I've got AppleCare so I'm not too worried. I just don't see the point of needlessly switching out the hardware.
 
Roman23 did the board upgrade on his 2009 Mac Pro and upgraded the boards to 5,1. He kept his existing 10.6.4 install on his HD, and after running Geekbench with the 10F569 build of Snow Leopard, he was getting exactly one-half as high scores in Geekbench (5200 instead of 11400), he then installed Snow Leopard from the 2010 Mac Pro disks and he was back to his 11400 Geekbench scores (this is with the W3580 3.33GHz quad chip). It turns out that the 2010 Mac Pro Snow Leopard build has drivers for the processor bus that are different from the 10F569 build that is currently the latest update from Apple for all other machines. You MUST use the 2010 Disks that came with the machine or newer to install Snow Leopard, the older builds probably won't even install, but if you were able to run an older build your machine would be running at half speed. Kinda weird, but this is what happened. The newer build of Snow Leopard that comes with the 2010 Mac Pro contains specific drivers for the boards in the machine to interface with the processor.
 
So I booted up to a previous Snow Leopard system (10.6.4 on a FW drive) that was installed from the boxed discs (as opposed to system discs) and I haven't had one blip of static/snow on my monitor all day. I'm using Color to do some grading, btw. Also did some work in Lightroom and Final Cut Pro.

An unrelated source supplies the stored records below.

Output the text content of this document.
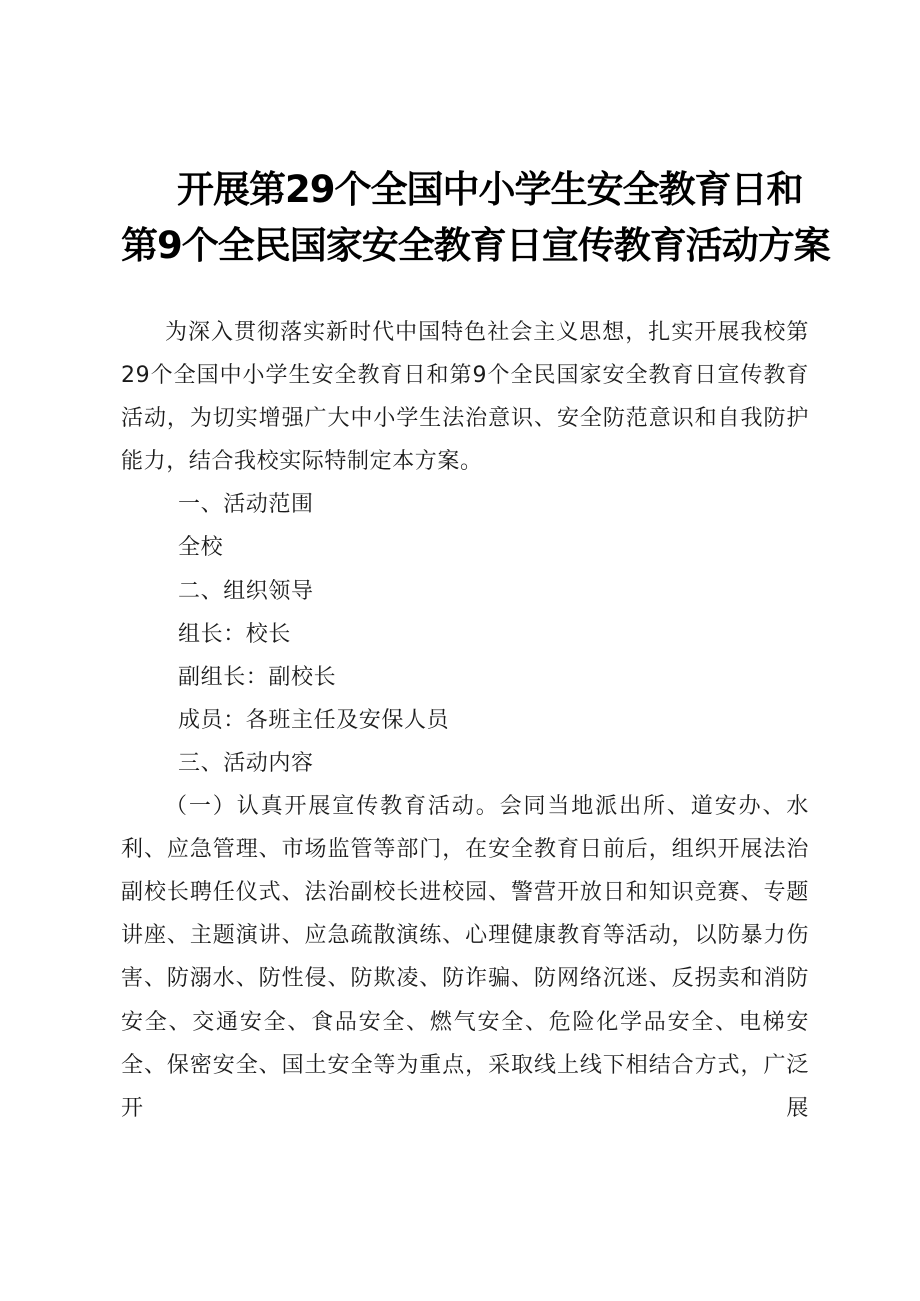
开展第29个全国中小学生安全教育日和

第9个全民国家安全教育日宣传教育活动方案

为深入贯彻落实新时代中国特色社会主义思想，扎实开展我校第29个全国中小学生安全教育日和第9个全民国家安全教育日宣传教育活动，为切实增强广大中小学生法治意识、安全防范意识和自我防护能力，结合我校实际特制定本方案。

一、活动范围

全校

二、组织领导

组长：校长

副组长：副校长

成员：各班主任及安保人员

三、活动内容

（一）认真开展宣传教育活动。会同当地派出所、道安办、水利、应急管理、市场监管等部门，在安全教育日前后，组织开展法治副校长聘任仪式、法治副校长进校园、警营开放日和知识竞赛、专题讲座、主题演讲、应急疏散演练、心理健康教育等活动，以防暴力伤害、防溺水、防性侵、防欺凌、防诈骗、防网络沉迷、反拐卖和消防安全、交通安全、食品安全、燃气安全、危险化学品安全、电梯安全、保密安全、国土安全等为重点，采取线上线下相结合方式，广泛开展
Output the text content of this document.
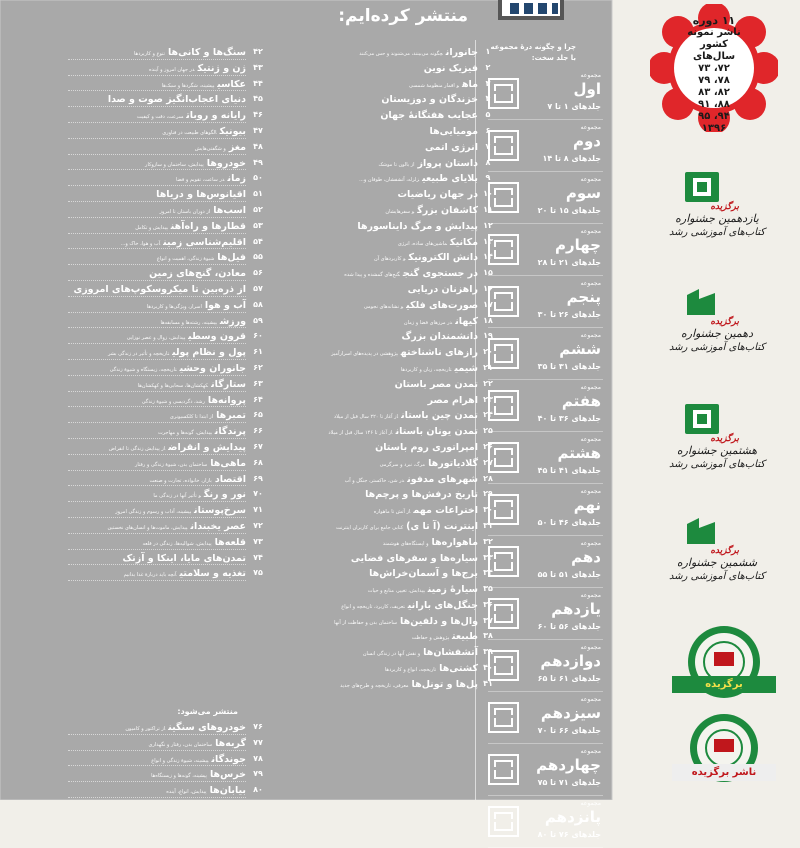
منتشر کرده‌ایم:
۴۲
سنگ‌ها و کانی‌هاتنوع و کاربردها
۴۳
ژن و ژنتیکدر جهان امروز و آینده
۴۴
عکاسیپیشینه، شگردها و سبک‌ها
۴۵
دنیای اعجاب‌انگیز صوت و صدا
۴۶
رایانه و روباتسرعت، دقت و کیفیت
۴۷
بیونیکالگوهای طبیعت در فناوری
۴۸
مغزو شگفتی‌هایش
۴۹
خودروهاپیدایش، ساختمان و سازوکار
۵۰
زماندر ساعت، تقویم و فضا
۵۱
اقیانوس‌ها و دریاها
۵۲
اسب‌هااز دوران باستان تا امروز
۵۳
قطارها و راه‌آهنپیدایش و تکامل
۵۴
اقلیم‌شناسی زمینآب و هوا، خاک و...
۵۵
فیل‌هاشیوهٔ زندگی، اهمیت و انواع
۵۶
معادن، گنج‌های زمین
۵۷
از ذره‌بین تا میکروسکوپ‌های امروزی
۵۸
آب و هوااسرار، ویژگی‌ها و کاربردها
۵۹
ورزشپیشینه، رشته‌ها و مسابقه‌ها
۶۰
قرون وسطیپیدایش، زوال و عصر نوزایی
۶۱
پول و نظام پولیتاریخچه و تأثیر در زندگی بشر
۶۲
جانوران وحشیتاریخچه، زیستگاه و شیوهٔ زندگی
۶۳
ستارگانکهکشان‌ها، سحابی‌ها و کهکشان‌ها
۶۴
پروانه‌هارشد، دگردیسی و شیوهٔ زندگی
۶۵
تمبرهااز ابتدا تا کلکسیونری
۶۶
پرندگانپیدایش، گونه‌ها و مهاجرت
۶۷
پیدایش و انقراضاز پیدایش زندگی تا انقراض
۶۸
ماهی‌هاساختمان بدن، شیوهٔ زندگی و رفتار
۶۹
اقتصادبازار، خانواده، تجارت و صنعت
۷۰
نور و رنگو تأثیر آنها در زندگی ما
۷۱
سرخ‌پوستانپیشینه، آداب و رسوم و زندگی امروز
۷۲
عصر یخبندانپیدایش، ماموت‌ها و انسان‌های نخستین
۷۳
قلعه‌هاپیدایش، شوالیه‌ها، زندگی در قلعه
۷۴
تمدن‌های مایا، اینکا و آزتک
۷۵
تغذیه و سلامتیآنچه باید دربارهٔ غذا بدانیم
منتشر می‌شود:
۷۶
خودروهای سنگیناز تراکتور و کامیون
۷۷
گربه‌هاساختمان بدن، رفتار و نگهداری
۷۸
جوندگانپیشینه، شیوهٔ زندگی و انواع
۷۹
خرس‌هاپیشینه، گونه‌ها و زیستگاه‌ها
۸۰
بیابان‌هاپیدایش، انواع، آینده
۱
جانورانچگونه می‌بینند، می‌شنوند و حس می‌کنند
۲
فیزیک نوین
۳
ماهو اقمار منظومهٔ شمسی
۴
خزندگان و دوزیستان
۵
عجایب هفتگانهٔ جهان
۶
مومیایی‌ها
۷
انرژی اتمی
۸
داستان پروازاز بالون تا موشک
۹
بلایای طبیعیزلزله، آتشفشان، طوفان و...
۱۰
در جهان ریاضیات
۱۱
کاشفان بزرگو سفرهایشان
۱۲
پیدایش و مرگ دایناسورها
۱۳
مکانیکماشین‌های ساده، انرژی
۱۴
دانش الکترونیکو کاربردهای آن
۱۵
در جستجوی گنجگنج‌های گمشده و پیدا شده
۱۶
راهزنان دریایی
۱۷
صورت‌های فلکیو نشانه‌های نجومی
۱۸
کیهاندر مرزهای فضا و زمان
۱۹
دانشمندان بزرگ
۲۰
رازهای ناشناختهپژوهشی در پدیده‌های اسرارآمیز
۲۱
شیمیتاریخچه، زبان و کاربردها
۲۲
تمدن مصر باستان
۲۳
اهرام مصر
۲۴
تمدن چین باستاناز آغاز تا ۲۲۰ سال قبل از میلاد
۲۵
تمدن یونان باستاناز آغاز تا ۱۴۶ سال قبل از میلاد
۲۶
امپراتوری روم باستان
۲۷
گلادیاتورهامرگ، نبرد و سرگرمی
۲۸
شهرهای مدفوندر شن، خاکستر، جنگل و آب
۲۹
تاریخ درفش‌ها و پرچم‌ها
۳۰
اختراعات مهماز آتش تا ماهواره
۳۱
اینترنت (آ تا ی)کتابی جامع برای کاربران اینترنت
۳۲
ماهواره‌هاو ایستگاه‌های هوشمند
۳۳
سیاره‌ها و سفرهای فضایی
۳۴
برج‌ها و آسمان‌خراش‌ها
۳۵
سیارهٔ زمینپیدایش، تغییر، منابع و حیات
۳۶
جنگل‌های بارانیتعریف، کاربرد، تاریخچه و انواع
۳۷
وال‌ها و دلفین‌هاساختمان بدن و حفاظت از آنها
۳۸
طبیعتپژوهش و حفاظت
۳۹
آتشفشان‌هاو نقش آنها در زندگی انسان
۴۰
کشتی‌هاتاریخچه، انواع و کاربردها
۴۱
پل‌ها و تونل‌هامعرفی، تاریخچه و طرح‌های جدید
چرا و چگونه درهٔ مجموعه
با جلد سخت:
مجموعه
اول
جلدهای ۱ تا ۷
مجموعه
دوم
جلدهای ۸ تا ۱۴
مجموعه
سوم
جلدهای ۱۵ تا ۲۰
مجموعه
چهارم
جلدهای ۲۱ تا ۲۸
مجموعه
پنجم
جلدهای ۲۶ تا ۳۰
مجموعه
ششم
جلدهای ۳۱ تا ۳۵
مجموعه
هفتم
جلدهای ۳۶ تا ۴۰
مجموعه
هشتم
جلدهای ۴۱ تا ۴۵
مجموعه
نهم
جلدهای ۴۶ تا ۵۰
مجموعه
دهم
جلدهای ۵۱ تا ۵۵
مجموعه
یازدهم
جلدهای ۵۶ تا ۶۰
مجموعه
دوازدهم
جلدهای ۶۱ تا ۶۵
مجموعه
سیزدهم
جلدهای ۶۶ تا ۷۰
مجموعه
چهاردهم
جلدهای ۷۱ تا ۷۵
مجموعه
پانزدهم
جلدهای ۷۶ تا ۸۰
۱۱ دوره
ناشر نمونه
کشور
سال‌های
۷۲، ۷۳
۷۸، ۷۹
۸۲، ۸۳
۸۸، ۹۱
۹۴، ۹۵
۱۳۹۶
برگزیده
یازدهمین جشنواره
کتاب‌های آموزشی رشد
برگزیده
دهمین جشنواره
کتاب‌های آموزشی رشد
برگزیده
هشتمین جشنواره
کتاب‌های آموزشی رشد
برگزیده
ششمین جشنواره
کتاب‌های آموزشی رشد
برگزیده
ناشر برگزیده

EDIT: OK, a day later I rebooted to the same drive and got (for the first time) the 'old TV' effect. The screen was just snow, coming in and out like a tv station going in and out of tune. Never had that on my main system, the one installed from the Mac Pro system discs.

Next, I'll try booting from the System install disc for a day. There's not much I can do when booted from the System Disc but I'm getting tired of waiting for a fix, so anything I can report back to Apple is worth it.